1960
The modern era (beginning in the 1960s), coincident with parallel dramatic advances in radiology, microsurgical instrumentation, and anesthesiology. These advances resulted in a better understanding of the pathophysiological aspects in neurosurgery.
Cyclically fluctuating intracranial pressure (ICP) with periodic breathing was first described by Nils Lundberg in 1960 1).

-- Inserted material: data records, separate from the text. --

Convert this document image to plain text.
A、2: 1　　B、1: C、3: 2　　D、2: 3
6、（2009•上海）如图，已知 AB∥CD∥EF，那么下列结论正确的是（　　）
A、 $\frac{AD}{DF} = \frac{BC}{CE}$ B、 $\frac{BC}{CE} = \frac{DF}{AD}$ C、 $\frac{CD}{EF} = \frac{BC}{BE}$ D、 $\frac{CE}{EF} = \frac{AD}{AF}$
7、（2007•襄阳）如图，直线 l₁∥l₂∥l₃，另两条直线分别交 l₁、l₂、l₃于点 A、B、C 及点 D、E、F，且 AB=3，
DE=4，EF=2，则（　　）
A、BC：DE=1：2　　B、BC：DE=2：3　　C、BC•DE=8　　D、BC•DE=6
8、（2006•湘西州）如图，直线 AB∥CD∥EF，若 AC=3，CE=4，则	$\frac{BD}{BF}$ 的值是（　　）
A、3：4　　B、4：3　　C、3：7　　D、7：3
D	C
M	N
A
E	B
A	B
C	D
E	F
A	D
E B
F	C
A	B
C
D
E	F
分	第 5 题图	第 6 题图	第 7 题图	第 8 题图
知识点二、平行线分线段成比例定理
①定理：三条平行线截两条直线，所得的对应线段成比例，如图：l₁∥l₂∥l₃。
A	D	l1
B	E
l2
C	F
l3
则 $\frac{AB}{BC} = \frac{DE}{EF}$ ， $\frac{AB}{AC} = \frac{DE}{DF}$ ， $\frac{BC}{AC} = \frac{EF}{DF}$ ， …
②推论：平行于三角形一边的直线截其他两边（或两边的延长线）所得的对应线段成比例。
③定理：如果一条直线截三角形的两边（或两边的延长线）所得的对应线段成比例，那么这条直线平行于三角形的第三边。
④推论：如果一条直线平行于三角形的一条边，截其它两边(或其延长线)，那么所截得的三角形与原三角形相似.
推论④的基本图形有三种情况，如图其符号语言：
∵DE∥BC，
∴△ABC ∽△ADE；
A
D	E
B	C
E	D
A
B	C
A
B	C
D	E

The first endoscope is credited to Philipp Bozzini, a German physician, who demonstrated the “Lichtleiter”, a candlelit tube, in 1806 to the Academy of Medicine in Vienna 2). This was vastly improved in 1877 by Max Nitze, a German urologist, with the addition of lenses for magnification and an internal light source noting “to light up a room one must carry the lamp inside 3). ” His first endoscope used a water-cooled platinum wire for illumination but Edison's invention of the incandescent bulb in 1879 allowed the development of a cystoscope that no longer required water cooling. Using his invention, Nitze was the first person to perform endoscopic surgery with wire loops and to take endoscopic pictures. The next technological breakthrough occurred almost a century later when Harold Hopkins in 1960 vastly improved optical efficiency by inserting glass rods and neutral gas between the lenses. Around the same time, Basil Hirschowitz, an American gastroenterologist, developed a flexible endoscope using fiberoptics. The modern rigid endoscope was invented by Karl Storz in 1965 when he combined the optical rod system of Hopkins and used fiberoptics to carry illumination down to the tip of the endoscope 4).